What's the ideal type of partner for this?

I think right now most of the partners you'll see will be regional-driven. They'll be vertical-focus-driven. These are the four areas where we've seen the strongest take so far. So again, life sciences and this includes medical research, this includes genomics and a number of subcategories in there. The electronic design area, so silicon 3-D design, anything where you've got renderings of things like airplanes and automobiles. On the media side, not a big surprise, post-production, game design, that sort of thing. And then the AI-ML, it's really run the gamut from research to autonomic driving and what we found is that there's a very clear line. There are some AI-ML things that are born and created in the cloud where the datasets are all up there and they tend to do that in the cloud. But where the datasets come or are required on-site, and that again, when you talk about these areas, you've got artists creating scenes and adding special effects and all the other stuff. That's where we tend to see the strongest play.

There's been a lot of commentary back and forth among some of the big-name executives in the industry about the differences between the cost of private cloud and hybrid cloud.
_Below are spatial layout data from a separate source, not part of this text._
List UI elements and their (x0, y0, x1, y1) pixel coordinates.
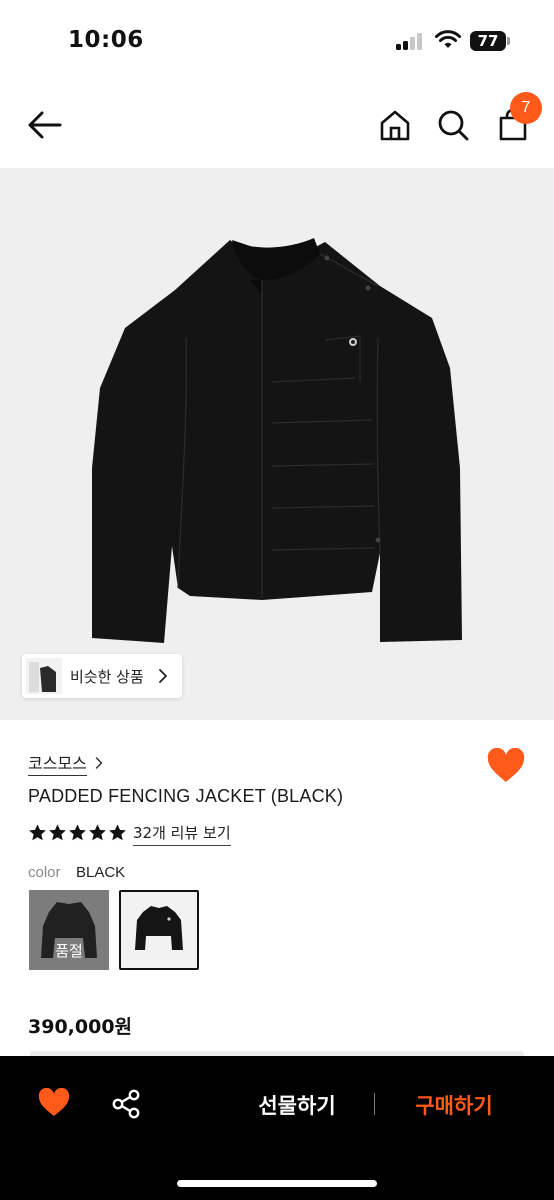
similar-thumbnail (26, 658, 62, 694)
wishlist-heart-icon[interactable] (486, 748, 526, 784)
wifi-icon (435, 30, 461, 48)
star-icon (69, 824, 86, 841)
status-time: 10:06 (68, 27, 144, 53)
top-nav (0, 80, 554, 168)
color-label: color (28, 864, 61, 881)
bottom-action-bar: 선물하기 구매하기 (0, 1056, 554, 1200)
similar-products-label: 비슷한 상품 (70, 668, 144, 686)
color-value: BLACK (76, 864, 126, 881)
brand-name: 코스모스 (28, 750, 87, 776)
cellular-signal-icon (396, 32, 426, 50)
chevron-right-icon (159, 669, 167, 683)
back-arrow-icon[interactable] (24, 108, 64, 142)
star-icon (29, 824, 46, 841)
product-image[interactable]: 비슷한 상품 (0, 168, 554, 720)
gift-button[interactable]: 선물하기 (232, 1090, 362, 1120)
cart-count-badge: 7 (510, 92, 542, 124)
home-indicator[interactable] (177, 1180, 377, 1187)
product-title: PADDED FENCING JACKET (BLACK) (28, 786, 344, 806)
color-swatch-soldout[interactable]: 품절 (29, 890, 109, 970)
star-icon (109, 824, 126, 841)
color-swatch-selected[interactable] (119, 890, 199, 970)
battery-nub (507, 37, 510, 45)
chevron-right-icon (95, 757, 103, 769)
brand-link[interactable]: 코스모스 (28, 750, 103, 776)
price: 390,000원 (28, 1016, 133, 1038)
similar-products-button[interactable]: 비슷한 상품 (22, 654, 182, 698)
like-heart-icon[interactable] (38, 1088, 70, 1118)
home-icon[interactable] (378, 108, 412, 142)
button-divider (374, 1093, 375, 1115)
share-icon[interactable] (110, 1088, 142, 1120)
buy-button[interactable]: 구매하기 (392, 1090, 516, 1120)
status-bar: 10:06 77 (0, 0, 554, 80)
search-icon[interactable] (436, 108, 470, 142)
swatch-thumbnail (121, 892, 197, 968)
battery-icon: 77 (470, 31, 506, 51)
star-icon (89, 824, 106, 841)
review-link[interactable]: 32개 리뷰 보기 (133, 822, 231, 846)
jacket-photo (92, 238, 462, 643)
rating-stars (28, 823, 127, 842)
soldout-label: 품절 (55, 942, 83, 960)
star-icon (49, 824, 66, 841)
What role do you see Igneous playing in helping contain costs of cloud rollouts?

So there's two things that we do that I think are important. One is with our scan we give you the ability to understand where your data is and what the cost of the storage a platform that it's on. So we help you understand and manage that. The second is that when we do place things in the cloud because we write it as an object, we help mitigate some of the cloud costs. Because today the cloud services vendors, there's no charge beyond the telco costs to upload. And their storage costs are very cost-effective. But if you want to export items from the cloud, then that can become more pricey. And the way that our product works is we break up very large files and very small files to help manage the cost model for the cloud. … Obviously we're big proponents of the cloud, it's a great tool but like everything in life, not one tool does every job.
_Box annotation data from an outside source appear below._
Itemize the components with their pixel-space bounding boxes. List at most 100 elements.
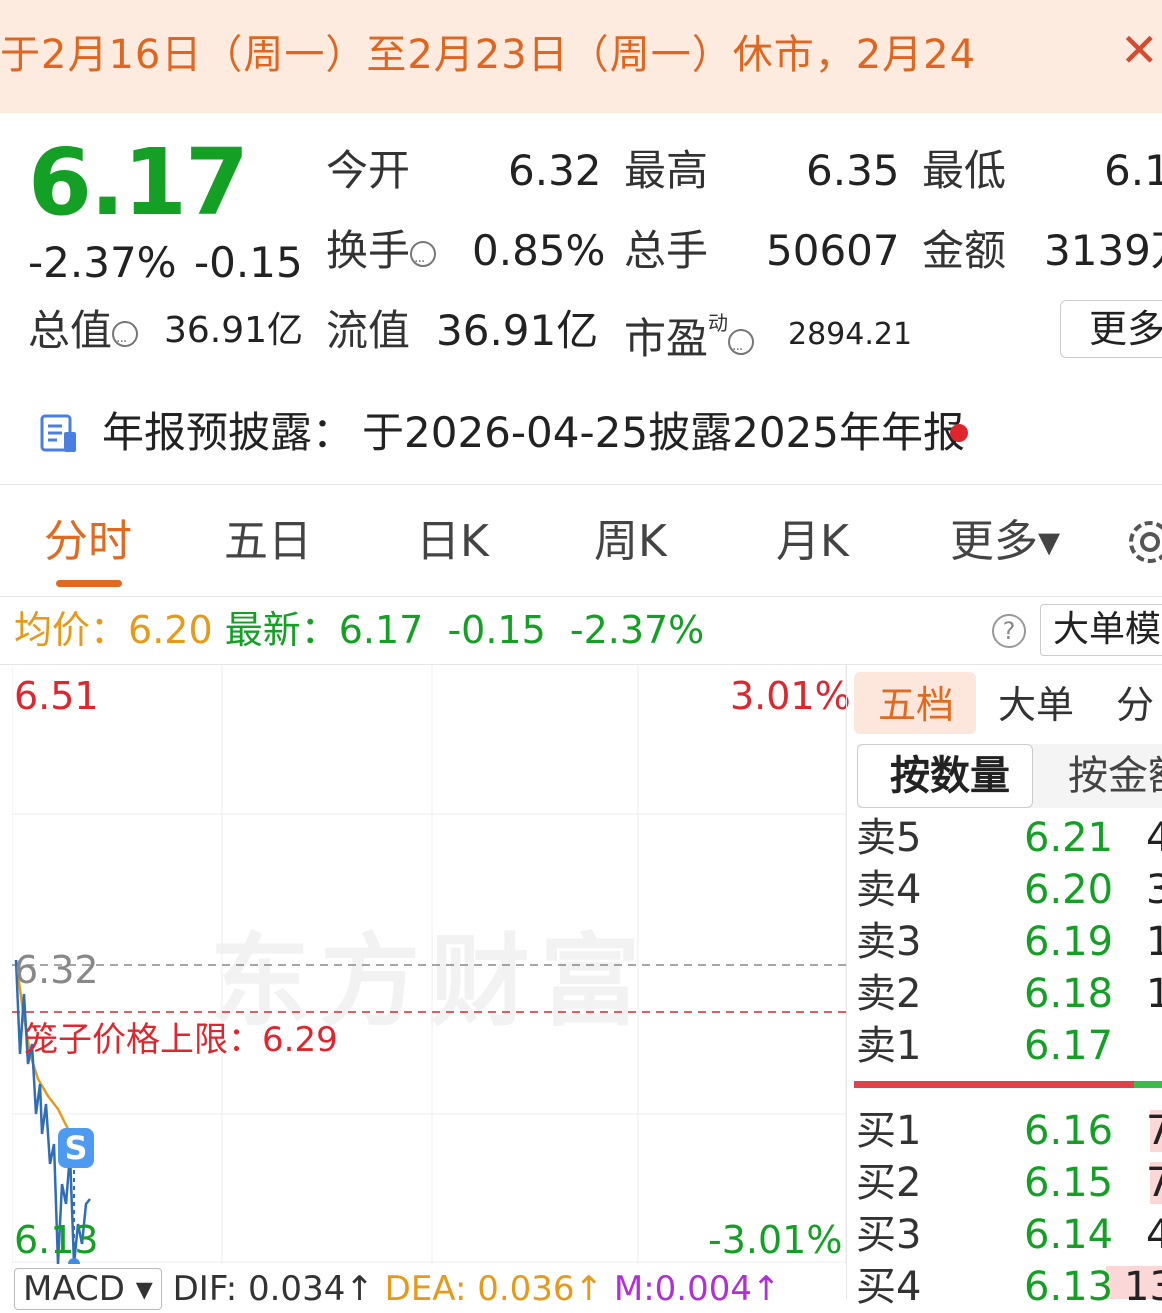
high-label: 最高 — [624, 146, 709, 195]
low-label: 最低 — [922, 146, 1007, 195]
bid-1-volume: 7 — [1146, 1108, 1162, 1154]
amount-label: 金额 — [922, 226, 1007, 275]
chart-grid — [12, 664, 846, 1264]
bid-2-label: 买2 — [856, 1160, 922, 1206]
low-value: 6.1 — [1104, 146, 1162, 195]
prev-close-label: 6.32 — [14, 948, 99, 992]
ask-2-label: 卖2 — [856, 971, 922, 1017]
help-icon[interactable]: ? — [992, 614, 1026, 648]
macd-dif: DIF: 0.034↑ — [172, 1269, 374, 1309]
intraday-chart[interactable] — [12, 664, 846, 1264]
big-order-mode-button[interactable]: 大单模 — [1040, 604, 1162, 656]
notice-text: 于2026-04-25披露2025年年报 — [362, 408, 965, 457]
segment-by-quantity[interactable]: 按数量 — [890, 750, 1010, 802]
cage-limit-label: 笼子价格上限：6.29 — [24, 1020, 338, 1060]
pe-value: 2894.21 — [788, 317, 913, 352]
unread-dot — [950, 424, 968, 442]
sell-signal-marker[interactable]: S — [58, 1128, 94, 1168]
intraday-stat-line: 均价：6.20 最新：6.17 -0.15 -2.37% — [14, 606, 704, 654]
avg-price-value: 6.20 — [128, 608, 213, 652]
tab-intraday[interactable]: 分时 — [44, 512, 132, 572]
ask-5-volume: 4 — [1146, 815, 1162, 861]
ask-2-volume: 1 — [1146, 971, 1162, 1017]
gear-icon[interactable] — [1124, 516, 1162, 568]
latest-value: 6.17 — [338, 608, 424, 652]
tab-five-levels[interactable]: 五档 — [878, 676, 954, 734]
bid-2-volume: 7 — [1146, 1160, 1162, 1206]
tab-more[interactable]: 更多▾ — [950, 512, 1060, 572]
market-cap-value: 36.91亿 — [164, 310, 304, 351]
amount-value: 3139万 — [1044, 226, 1162, 275]
latest-change: -0.15 — [447, 608, 546, 652]
bid-1-price[interactable]: 6.16 — [1024, 1105, 1113, 1157]
latest-label: 最新： — [224, 608, 339, 652]
macd-selector[interactable]: MACD ▾ — [14, 1268, 162, 1310]
annual-report-notice[interactable]: 年报预披露： 于2026-04-25披露2025年年报 — [102, 407, 965, 459]
change-amount: -0.15 — [194, 238, 303, 287]
buy-sell-ratio-bar-sell — [854, 1081, 1134, 1088]
buy-sell-ratio-bar-buy — [1134, 1081, 1162, 1088]
info-icon[interactable] — [728, 325, 755, 375]
high-value: 6.35 — [806, 146, 900, 195]
bid-4-price[interactable]: 6.13 — [1024, 1261, 1113, 1313]
pe-label[interactable]: 市盈动 — [624, 306, 755, 375]
divider — [846, 664, 847, 1299]
bid-2-price[interactable]: 6.15 — [1024, 1157, 1113, 1209]
holiday-banner[interactable]: 于2月16日（周一）至2月23日（周一）休市，2月24 ✕ — [0, 0, 1162, 113]
ask-1-price[interactable]: 6.17 — [1024, 1020, 1113, 1072]
tab-weekly-k[interactable]: 周K — [594, 512, 667, 572]
bid-3-label: 买3 — [856, 1212, 922, 1258]
latest-change-pct: -2.37% — [569, 608, 705, 652]
ask-5-label: 卖5 — [856, 815, 922, 861]
volume-value: 50607 — [766, 226, 900, 275]
ask-5-price[interactable]: 6.21 — [1024, 812, 1113, 864]
close-icon[interactable]: ✕ — [1120, 22, 1159, 78]
float-cap-label: 流值 — [326, 306, 411, 355]
y-axis-bottom-pct: -3.01% — [708, 1218, 843, 1262]
ask-4-label: 卖4 — [856, 867, 922, 913]
info-icon[interactable] — [410, 237, 437, 287]
tab-time-sales[interactable]: 分 — [1116, 676, 1154, 734]
open-label: 今开 — [326, 146, 411, 195]
last-price: 6.17 — [28, 129, 249, 236]
document-icon — [40, 414, 76, 452]
bid-3-volume: 4 — [1146, 1212, 1162, 1258]
ask-3-volume: 1 — [1146, 919, 1162, 965]
tab-monthly-k[interactable]: 月K — [776, 512, 849, 572]
info-icon[interactable] — [112, 317, 139, 367]
bid-1-label: 买1 — [856, 1108, 922, 1154]
holiday-banner-text: 于2月16日（周一）至2月23日（周一）休市，2月24 — [0, 32, 977, 78]
ask-2-price[interactable]: 6.18 — [1024, 968, 1113, 1020]
open-value: 6.32 — [508, 146, 602, 195]
pe-dynamic-sup: 动 — [708, 311, 729, 335]
macd-dea: DEA: 0.036↑ — [384, 1269, 604, 1309]
ask-1-label: 卖1 — [856, 1023, 922, 1069]
tab-big-orders[interactable]: 大单 — [998, 676, 1074, 734]
ask-3-label: 卖3 — [856, 919, 922, 965]
y-axis-top-pct: 3.01% — [730, 674, 851, 718]
change-percent: -2.37% — [28, 238, 177, 287]
active-tab-indicator — [56, 580, 122, 587]
notice-label: 年报预披露： — [102, 408, 355, 457]
turnover-label-text: 换手 — [326, 226, 411, 275]
macd-m: M:0.004↑ — [613, 1269, 781, 1309]
ask-4-price[interactable]: 6.20 — [1024, 864, 1113, 916]
macd-indicator-bar: MACD ▾ DIF: 0.034↑ DEA: 0.036↑ M:0.004↑ — [14, 1268, 781, 1310]
ask-4-volume: 3 — [1146, 867, 1162, 913]
tab-daily-k[interactable]: 日K — [416, 512, 489, 572]
ask-3-price[interactable]: 6.19 — [1024, 916, 1113, 968]
turnover-label[interactable]: 换手 — [326, 226, 437, 287]
market-cap-label-text: 总值 — [28, 306, 113, 355]
bid-3-price[interactable]: 6.14 — [1024, 1209, 1113, 1261]
tab-five-day[interactable]: 五日 — [224, 512, 312, 572]
market-cap-label[interactable]: 总值 — [28, 306, 139, 367]
y-axis-top-price: 6.51 — [14, 674, 99, 718]
float-cap-value: 36.91亿 — [436, 306, 599, 355]
bid-4-volume: 13 — [1124, 1264, 1162, 1310]
segment-by-amount[interactable]: 按金额 — [1068, 750, 1162, 802]
volume-label: 总手 — [624, 226, 709, 275]
divider — [0, 596, 1162, 597]
y-axis-bottom-price: 6.13 — [14, 1218, 99, 1262]
more-quote-button[interactable]: 更多 — [1060, 300, 1162, 358]
cage-limit-text: 笼子价格上限： — [24, 1020, 262, 1060]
Do you have a sense among the customer base for what percentage are all public cloud and what percentage are hybrid?

Within our customer base I would say because of the nature of the customers we've been focused on, there have got to be 90-plus percent hybrid.

What do you feel is going to be the biggest challenge for solution providers as they try to get going with you guys?

I think probably the biggest challenge is going to be working with different arms of the [customer] organization, the business owners versus the data owners. Because the data owners have a certain set of priorities and requirements, the business owners have a different set, and making sure that those two groups both get satisfied in the sales process.

How does that struggle manifest itself for partners in the field?

We've had some accounts where researchers want to do everything on their own in the cloud and don't want to use IT and vice versa. But they've had experiences of data loss. And how do you bridge the gap between IT showing that they can provide services at or near the cost of the cloud providers, with the flexibility of the cloud providers? And that I think will be the biggest challenge. The technology itself I don't think will be a challenge for people at all.

Can you talk about what the economic impact would be to a partner of adding this type of solution to their hybrid cloud or their public cloud portfolios?

From a financial impact perspective, what it will allow people to do is reallocate spend from maintenance-level investment in IT to innovation-level in IT.

How significant is the opportunity with Igneous for partners to add margin to their cloud solutions?

I think the opportunity is fairly significant, and there are two dimensions that help with that. One is that this will be a higher-margin product than I think legacy solutions they've been selling, that have been ground down over the years. And because this will enable them to work with the customer for more services, that will help them grow their margins.